Um bordão sobre a leitura é corretíssimo: “Quem lê, viaja!”. Nunca usei drogas pesadas, mas se está correto que o momento de prazer que elas causam é, como dizem, “irado”, vocês precisam ser bibliófilos, isso equivale a ter múltiplos orgasmos múltiplos. Se um orgasmo sexual é bom, um orgasmo intelectual é igual ou ainda melhor. A grande vantagem é que o acesso à vida intelectual, ao contrário das drogas, é uma viagem de ida e volta. Ele te leva para além da realidade e quando você volta consegue compreender a realidade na qual você estava, mas até então, cego e sem autonomia. Por este motivo quando numa sala de aula ou numa conversa com amigos você faz um raciocínio que transcende a realidade para compreender a própria realidade, ouve-se o inevitável: “Viajou!” ou então: “Você tá no mundo da lua cara!”. E você está mesmo. Já viu fotografias da Terra vista da Lua? Quer imagem mais contagiante?
Mas os pobres interlocutores sofrem de bibliofobia e não aceitam o único tratamento disponível, que por sinal, só tem efeitos se auto-aplicado: Primeira dosagem; leitura elevada à milionésima potência, todos os dias ao menos durante uma hora para iniciantes com aumento gradual de dosagem. Segunda dosagem: após a leitura, receita-se um bom diálogo com bibliófilos iniciais e avançados. Sempre, logo a seguir desta dosagem, repetir a primeira para que a segunda, da próxima vez, seja mais intensa e produtiva.
Seguir a receita acima nem sempre leva ao estado de relaxamento que você sente após o sexo. Mas certamente leva ao orgasmo que, como o sexual, exige a delicadeza, a minuciosidade e a persistência de um artesão e de um poeta. Se você não conseguiu estabelecer a analogia proposta é um bibliófobo de carteirinha ou nunca teve um orgasmo ou então está usando muita droga.
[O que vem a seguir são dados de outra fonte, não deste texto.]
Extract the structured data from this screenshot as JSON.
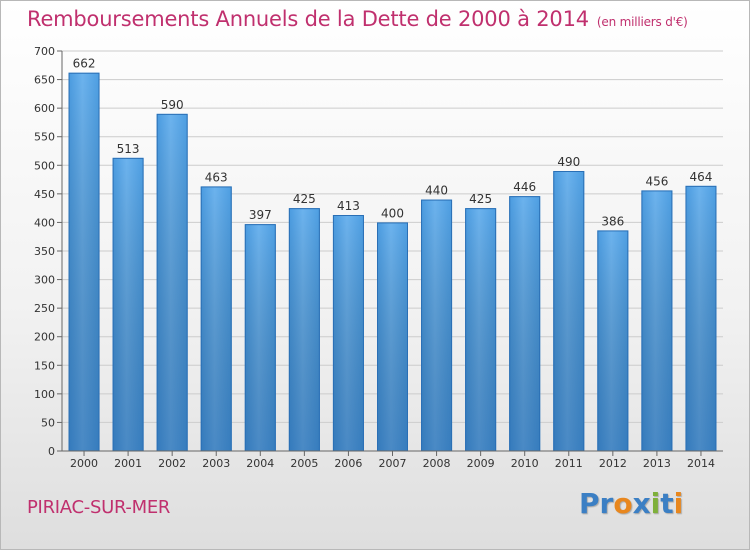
{
  "title": "Remboursements Annuels de la Dette de 2000 à 2014",
  "subtitle": "(en milliers d'€)",
  "town": "PIRIAC-SUR-MER",
  "logo": {
    "text": "Proxiti",
    "letters": [
      {
        "ch": "P",
        "color": "#3b7fc4"
      },
      {
        "ch": "r",
        "color": "#3b7fc4"
      },
      {
        "ch": "o",
        "color": "#e8871e"
      },
      {
        "ch": "x",
        "color": "#3b7fc4"
      },
      {
        "ch": "i",
        "color": "#7fb03a"
      },
      {
        "ch": "t",
        "color": "#3b7fc4"
      },
      {
        "ch": "i",
        "color": "#e8871e"
      }
    ]
  },
  "colors": {
    "title": "#c0306e",
    "bar_light": "#6cb3ee",
    "bar_dark": "#2a7fcc",
    "grid": "#cccccc"
  },
  "chart_data": {
    "type": "bar",
    "categories": [
      "2000",
      "2001",
      "2002",
      "2003",
      "2004",
      "2005",
      "2006",
      "2007",
      "2008",
      "2009",
      "2010",
      "2011",
      "2012",
      "2013",
      "2014"
    ],
    "values": [
      662,
      513,
      590,
      463,
      397,
      425,
      413,
      400,
      440,
      425,
      446,
      490,
      386,
      456,
      464
    ],
    "ylim": [
      0,
      700
    ],
    "yticks": [
      0,
      50,
      100,
      150,
      200,
      250,
      300,
      350,
      400,
      450,
      500,
      550,
      600,
      650,
      700
    ],
    "grid": true,
    "data_labels": true
  }
}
Se você recorreu ao dicionário para compreender as duas palavras do título, primeiramente: Parabéns! Já começou seu tratamento. Se mesmo recorrendo ao velho “pai dos burros”, não compreendeu bulhufas; por favor, se dirija a palavra “metáfora”. Se mesmo assim as palavras: “Viajou na maionese” persistem em sair de teus lábios; não tem problema. Este foi apenas um tesão literário que senti para brincar com algumas palavras. Ao contrário do que muitos pensam, o mundo da leitura e dos estudos pode ser bem humorado sem que, por isso, se torne uma piada. E como nunca se pode experimentar a dor ou a alegria de alguém para saber o que realmente ela sente, vá continuar seu tratamento. Com certeza encontrará algo bem mais interessante, compreenderá porque o óbvio às vezes parecia tão obscuro e terá argumentos para o diálogo.
Se você leu até aqui, mesmo que seja para dizer que tudo o que eu disse não é importante, irá precisar daquilo que eu disse para me dizer isso.